SUS-BA - Sistema Único de Saúde da Bahia — Prova 2020
Homem, 40 anos de idade, procura atendimento médico com queixa de dor abdominal em epigástrio, irradiada para dorso, há cerca de dois anos. Neste período, refere emagrecimento de 15Kg e diarreia pastosa, cerca de 3 evacuações ao dia. De antecedentes, refere tabagismo 15 anos/maço e etilismo de 110g etanol, diariamente. Ao exame, apresenta-se emagrecido, em regular estado geral, descorado +1/4+, hidratado, acianótico, anictérico, afebril. FC: 90bpm, PA: 100X70mmHg, Peso 50Kg. Ausculta sem alterações. Abdome escavado, com ruídos hidroaéreos presentes, timpânico, flácido, com dor discreta à palpação em epigástrio. Frente ao quadro descrito, indique a hipótese diagnóstica mais provável e sua etiologia.
Etilismo + Dor epigástrica em dorso + Emagrecimento + Esteatorreia = Pancreatite Crônica.
A tríade clássica de dor abdominal, má absorção (esteatorreia) e diabetes (insuficiência endócrina) em um paciente etilista pesado sugere fortemente pancreatite crônica.

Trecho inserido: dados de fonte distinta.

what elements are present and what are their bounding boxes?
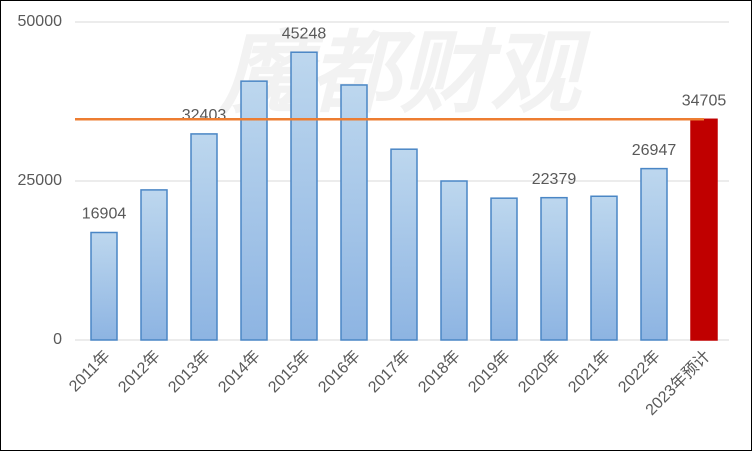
watermark: 魔都财观 bbox=[219, 24, 591, 124]
data-label: 22379 bbox=[532, 171, 577, 188]
data-label: 26947 bbox=[632, 142, 677, 159]
bar bbox=[390, 148, 418, 341]
data-label: 34705 bbox=[682, 92, 727, 109]
data-label: 32403 bbox=[182, 107, 227, 124]
bar bbox=[190, 133, 218, 341]
bar bbox=[140, 189, 168, 341]
bar bbox=[440, 180, 468, 341]
bar bbox=[490, 197, 518, 341]
bar bbox=[90, 231, 118, 341]
bar bbox=[240, 80, 268, 341]
bar bbox=[590, 195, 618, 341]
data-label: 45248 bbox=[282, 25, 327, 42]
bar bbox=[290, 51, 318, 341]
bar bbox=[540, 196, 568, 341]
y-tick-label: 0 bbox=[53, 331, 62, 348]
bar bbox=[340, 84, 368, 341]
y-tick-label: 50000 bbox=[18, 13, 63, 30]
data-label: 16904 bbox=[82, 206, 127, 223]
bar bbox=[690, 118, 718, 341]
y-tick-label: 25000 bbox=[18, 172, 63, 189]
bar bbox=[640, 167, 668, 341]
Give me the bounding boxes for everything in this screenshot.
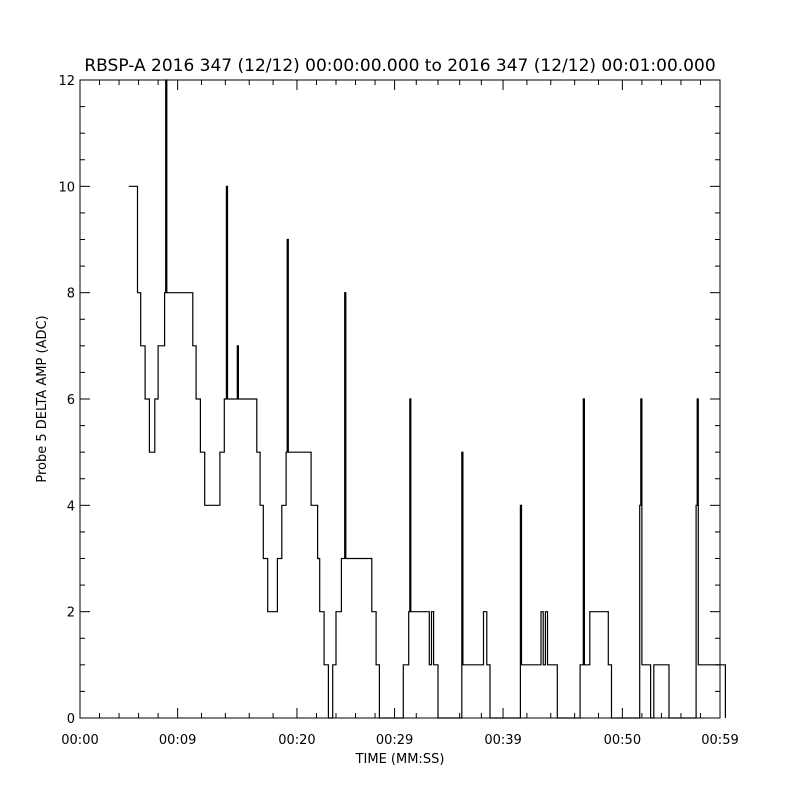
y-tick-label: 10	[58, 180, 75, 195]
x-tick-label: 00:39	[484, 733, 521, 748]
y-tick-label: 6	[67, 393, 75, 408]
x-tick-label: 00:00	[61, 733, 98, 748]
series-line	[128, 79, 726, 719]
x-tick-label: 00:29	[376, 733, 413, 748]
y-tick-label: 4	[67, 499, 75, 514]
x-tick-label: 00:09	[159, 733, 196, 748]
y-axis-label: Probe 5 DELTA AMP (ADC)	[35, 315, 50, 482]
y-tick-label: 8	[67, 287, 75, 302]
x-axis-label: TIME (MM:SS)	[355, 752, 445, 767]
x-axis: 00:00 00:09 00:20 00:29 00:39 00:50 00:59	[61, 80, 739, 748]
x-tick-label: 00:20	[278, 733, 315, 748]
y-tick-label: 12	[58, 74, 75, 89]
y-tick-label: 0	[67, 712, 75, 727]
y-axis: 0 2 4 6 8 10 12	[58, 74, 720, 727]
chart-title: RBSP-A 2016 347 (12/12) 00:00:00.000 to …	[84, 56, 715, 76]
x-tick-label: 00:50	[604, 733, 641, 748]
y-tick-label: 2	[67, 606, 75, 621]
x-tick-label: 00:59	[701, 733, 738, 748]
plot-frame	[79, 79, 721, 719]
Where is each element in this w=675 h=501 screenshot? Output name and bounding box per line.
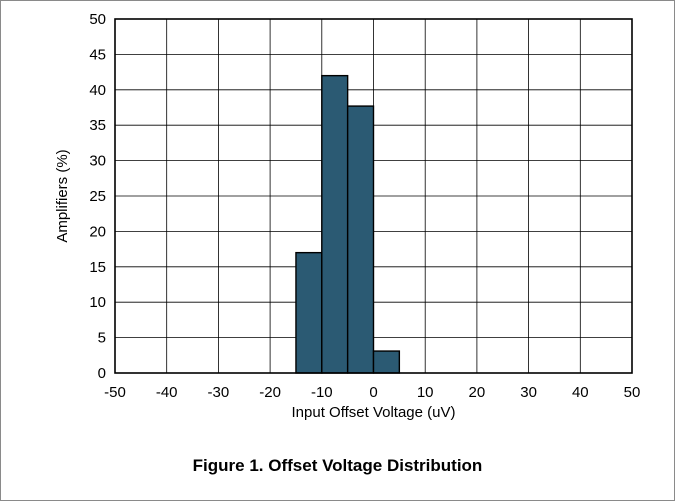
x-tick-label: -10	[311, 384, 333, 401]
x-tick-labels: -50 -40 -30 -20 -10 0 10 20 30 40 50	[104, 384, 640, 401]
y-tick-label: 0	[98, 365, 106, 382]
histogram-bar	[321, 74, 349, 374]
y-tick-label: 30	[89, 153, 106, 170]
y-tick-label: 15	[89, 259, 106, 276]
y-tick-labels: 0 5 10 15 20 25 30 35 40 45 50	[89, 11, 106, 382]
y-tick-label: 10	[89, 294, 106, 311]
histogram-bar	[346, 105, 375, 374]
x-tick-label: 50	[624, 384, 641, 401]
x-tick-label: -40	[156, 384, 178, 401]
y-tick-label: 20	[89, 223, 106, 240]
histogram-bar	[372, 350, 401, 374]
plot-area-border	[114, 18, 633, 374]
x-axis-label: Input Offset Voltage (uV)	[292, 404, 456, 421]
x-tick-label: -30	[208, 384, 230, 401]
y-tick-label: 40	[89, 82, 106, 99]
y-tick-label: 50	[89, 11, 106, 28]
histogram-bar	[295, 251, 323, 374]
y-axis-label: Amplifiers (%)	[54, 149, 71, 242]
x-tick-label: 20	[469, 384, 486, 401]
y-tick-label: 5	[98, 330, 106, 347]
x-tick-label: 40	[572, 384, 589, 401]
x-tick-label: -20	[259, 384, 281, 401]
bars	[295, 74, 401, 374]
x-tick-label: 0	[369, 384, 377, 401]
figure-caption: Figure 1. Offset Voltage Distribution	[192, 456, 483, 475]
x-tick-label: 30	[520, 384, 537, 401]
x-tick-label: -50	[104, 384, 126, 401]
y-tick-label: 45	[89, 46, 106, 63]
histogram-chart: -50 -40 -30 -20 -10 0 10 20 30 40 50 0 5 10 15 20 25 30 3…	[54, 11, 640, 421]
y-tick-label: 35	[89, 117, 106, 134]
x-tick-label: 10	[417, 384, 434, 401]
y-tick-label: 25	[89, 188, 106, 205]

A pancreatite crônica é uma doença inflamatória irreversível caracterizada pela substituição do parênquima pancreático por tecido fibrótico. A fisiopatologia envolve a ativação de células estreladas pancreáticas que produzem colágeno em resposta a insultos repetidos (álcool, tabaco, genética). Além da dor crônica debilitante, que frequentemente requer manejo com analgésicos potentes, os pacientes desenvolvem complicações como pseudocistos, ascite pancreática e adenocarcinoma de pâncreas. O manejo foca na cessação do etilismo/tabagismo, controle da dor e reposição de enzimas pancreáticas para tratar a má absorção.
O etilismo crônico é a principal etiologia da pancreatite crônica em adultos no Brasil e no mundo. O consumo prolongado de álcool (geralmente acima de 80g/dia por mais de 5-10 anos) causa lesão direta nas células acinares, levando a um processo inflamatório persistente, fibrose do parênquima e formação de plugs proteicos nos ductos pancreáticos, resultando em perda progressiva das funções exócrina e endócrina.
A insuficiência exócrina manifesta-se clinicamente quando cerca de 90% da função glandular está perdida. O principal sintoma é a esteatorreia (diarreia gordurosa, volumosa, fétida e que flutua no vaso sanitário), decorrente da má absorção de lipídios por deficiência de lipase. Isso leva a um emagrecimento acentuado e deficiência de vitaminas lipossolúveis (A, D, E, K), como observado no paciente do caso clínico.
O diagnóstico baseia-se na clínica e em exames de imagem que mostram alterações estruturais, como calcificações pancreáticas (patognomônicas), dilatação do ducto pancreático principal ou atrofia do parênquima. A Tomografia Computadorizada (TC) de abdome é o exame inicial de escolha. Testes funcionais, como a elastase fecal-1, podem ser usados para confirmar a insuficiência exócrina em casos de dúvida diagnóstica.